LaSalle County finance staff told the Finance Committee on Oct. 29 that motor fuel tax funds are held in distinct accounts and that general operating funds (including funds 5, 6 and 7) are aggregated across many bank and investment accounts.
Julie (finance staff) said the county uses fund accounting to track money allocated to different purposes and that ‘‘county and township motor fuel tax . . . each have 3 bank accounts tied to their funds’’ — a checking account, an ICS account and a sweep account. She said the county’s general operating account is a conglomerate of more than 60 separate funds across multiple accounts, so ‘‘those 3 funds cannot be tied to 1 banking account.’’

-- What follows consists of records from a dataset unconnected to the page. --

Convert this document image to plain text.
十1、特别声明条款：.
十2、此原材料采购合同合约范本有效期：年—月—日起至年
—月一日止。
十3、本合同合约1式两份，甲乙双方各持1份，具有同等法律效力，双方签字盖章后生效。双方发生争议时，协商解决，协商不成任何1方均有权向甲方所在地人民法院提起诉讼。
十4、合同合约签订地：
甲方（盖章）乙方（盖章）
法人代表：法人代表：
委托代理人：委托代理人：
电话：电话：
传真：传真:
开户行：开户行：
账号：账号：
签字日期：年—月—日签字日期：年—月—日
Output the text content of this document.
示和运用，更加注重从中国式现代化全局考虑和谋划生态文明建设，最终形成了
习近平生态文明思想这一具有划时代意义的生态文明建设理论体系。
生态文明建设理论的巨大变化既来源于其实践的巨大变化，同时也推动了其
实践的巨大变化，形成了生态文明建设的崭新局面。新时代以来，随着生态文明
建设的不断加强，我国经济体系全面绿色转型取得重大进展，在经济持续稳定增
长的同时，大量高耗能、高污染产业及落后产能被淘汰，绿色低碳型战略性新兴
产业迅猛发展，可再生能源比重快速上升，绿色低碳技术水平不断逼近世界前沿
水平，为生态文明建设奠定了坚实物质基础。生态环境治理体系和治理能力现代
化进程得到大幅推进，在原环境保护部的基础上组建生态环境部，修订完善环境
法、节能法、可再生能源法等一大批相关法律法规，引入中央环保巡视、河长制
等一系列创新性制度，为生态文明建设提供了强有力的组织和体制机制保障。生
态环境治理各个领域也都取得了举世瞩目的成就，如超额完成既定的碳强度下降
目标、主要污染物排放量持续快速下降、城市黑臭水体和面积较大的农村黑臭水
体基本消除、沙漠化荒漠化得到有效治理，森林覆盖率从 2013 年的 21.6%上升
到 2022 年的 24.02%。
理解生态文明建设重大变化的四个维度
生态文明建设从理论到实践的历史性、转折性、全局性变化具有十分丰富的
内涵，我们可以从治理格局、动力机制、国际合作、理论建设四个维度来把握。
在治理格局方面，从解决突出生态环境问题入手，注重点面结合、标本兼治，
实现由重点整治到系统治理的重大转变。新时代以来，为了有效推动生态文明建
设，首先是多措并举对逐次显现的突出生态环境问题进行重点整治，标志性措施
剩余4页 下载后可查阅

Julie gave the ledger identifiers the committee requested: county motor fuel tax is fund O17; township motor fuel tax and township bridge fund are 917 and 919 respectively. She also gave balances as of the prior day: county motor fuel tax (fund O17) $5,268,154.01 and township portion about $5,000,639.
Committee members asked how interest on the accounts is handled. Julie said interest earned on township funds ‘‘stays with them’’; finance staff later added that taxing bodies receive their share of interest and that outside auditors review the funds. Julie told the committee she reconciles each bank account separately and that the totals of the related bank accounts reconcile to the fund balances on the county’s CIC fund status report.
Why it matters: the committee sought this detail while finalizing the draft budget and levy because some members had been unclear whether motor fuel tax receipts were commingled with the general operating account. The staff clarification shows motor fuel tax funds are segregated and reconciled across multiple bank instruments, while many general operating funds are pooled across accounts.